How Fashions Develop- A Perspective From 1896

It’s a commonly accepted part of today’s fashion wisdom that specific fashions are introduced on a seasonal basis (or faster) by armies of designers attempting to come up  with the next best thing. However, this connection between designer and customer hasn’t always been the case and in fact, throughout history, fashions have been introduced “from above” by people of higher social status, often a monarch and their inner circle. From there, the specific fashion moves downward through the social strata, adopted by an ever-widening group of people until it reaches the lower class where the fashion eventually becomes extinct.

Charles II

Charles II Presented With A Pineapple. c. 1675 – 1680

Probably one of the most specific examples of a fashion trend starting at the top was when October 7, 1666 King Charles II decreed that a new fashion was to be worn at Court consisting of a vet, waistcoat, and breeches, an outfit that ultimately evolved into the modern three-piece suit. While older fashions lingered on, the nobility and anyone else with pretensions of social standing were quick to adopt the new fashion. The traditional idea of fashion trends starting at the top of society has been largely replaced by the idea that fashion trends can start from a multitude of sources ranging from “street fashion” originating with the lower classes, political leaders, the military, and high-profile media figures. In today’s intern

However, central to the concept of fashion diffusion, whether it starts at the top, the bottom or somewhere in between, is the idea that most people are passive when it comes to fashion, only adopting what’s put in front of them to wear, a phenomenon that was noted during the 19th Century, usually in a negative fashion, by a host of commentators. Here is just one example from the March 10, 1896 edition of the Los Angeles Herald:

The Paris leaders in dress are neither women in private life nor in public life, as one so often reads, but the inventors of toilets in the swell dressmaking establishments, who succeed in interesting their patrons in their creations. Not one woman in 500, or in 5,000, knows what she wants to wear, and not one in 25,000 what she should wear. The designers who make up designs for the dress goods manufacturers have more to do with the fashions in vogue, from season to season, than any queen on any throne.

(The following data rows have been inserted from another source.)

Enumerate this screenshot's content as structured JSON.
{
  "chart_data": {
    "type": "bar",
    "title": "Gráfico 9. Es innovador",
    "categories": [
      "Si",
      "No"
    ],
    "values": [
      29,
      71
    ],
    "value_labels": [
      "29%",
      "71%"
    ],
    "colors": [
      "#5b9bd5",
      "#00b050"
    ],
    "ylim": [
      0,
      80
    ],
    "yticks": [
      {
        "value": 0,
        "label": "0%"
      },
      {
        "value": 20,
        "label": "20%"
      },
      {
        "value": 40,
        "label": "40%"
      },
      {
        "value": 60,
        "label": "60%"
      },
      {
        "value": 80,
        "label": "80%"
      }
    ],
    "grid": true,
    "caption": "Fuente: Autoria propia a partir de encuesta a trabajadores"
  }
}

No longer are fashions being disseminated by those of a particular social class (i.e., a king or queen) but rather it’s being driven by fashion designers. The author goes on to note that:

The loom owners come next, staking much upon their belief that a certain design will sell. Then the dress designers, who do nothing but make pen and ink and colored chalk pictures of fashion figures that they think will show off to advantage the goods in the market, come in for an important place in the line of fashion creators. The “big” dressmakers buy the designs of these artists, and employ other artists of their own to invent fashions, and only then does the woman who buys and wears the clothes come in for any place in the procession of those who are responsible for the modes of the times.

What is interesting here is that the author is describing the fashion industry (of the time)- essentially, the industry itself has created a self-sustaining structure, something that comes as no surprise today. Finally, the author somewhat cynically concludes by stating:

Do heather mixtures and chameleon mohairs, colored damask and taconnes with filete effects, moire velous and wool and mohair jacquards, Mozambique checks and two-toned silk construction crepons, grenadines and et animes, and so on and so forth—do any of these become the fashion because a duchess, wears them, or is It because Worth or somebody else coaxes her into having gowns made from them? The great popular demand for anything does not spring out of the fact that real queens wear certain things; too few people ever see them to know what they wear. It is because some of the people in the popular eye like stage queens exhibit taking toilets.

And here we finally hit at one of the major foundations of fashion trend-setting: the role of popular figures (“fashion influencers” as they are termed today). While the author only touches on this before concluding, it explains much of what we see today. The concept of fashion trends is not as modern as we would think and it’s always fascinating to see people’s reactions in earlier times.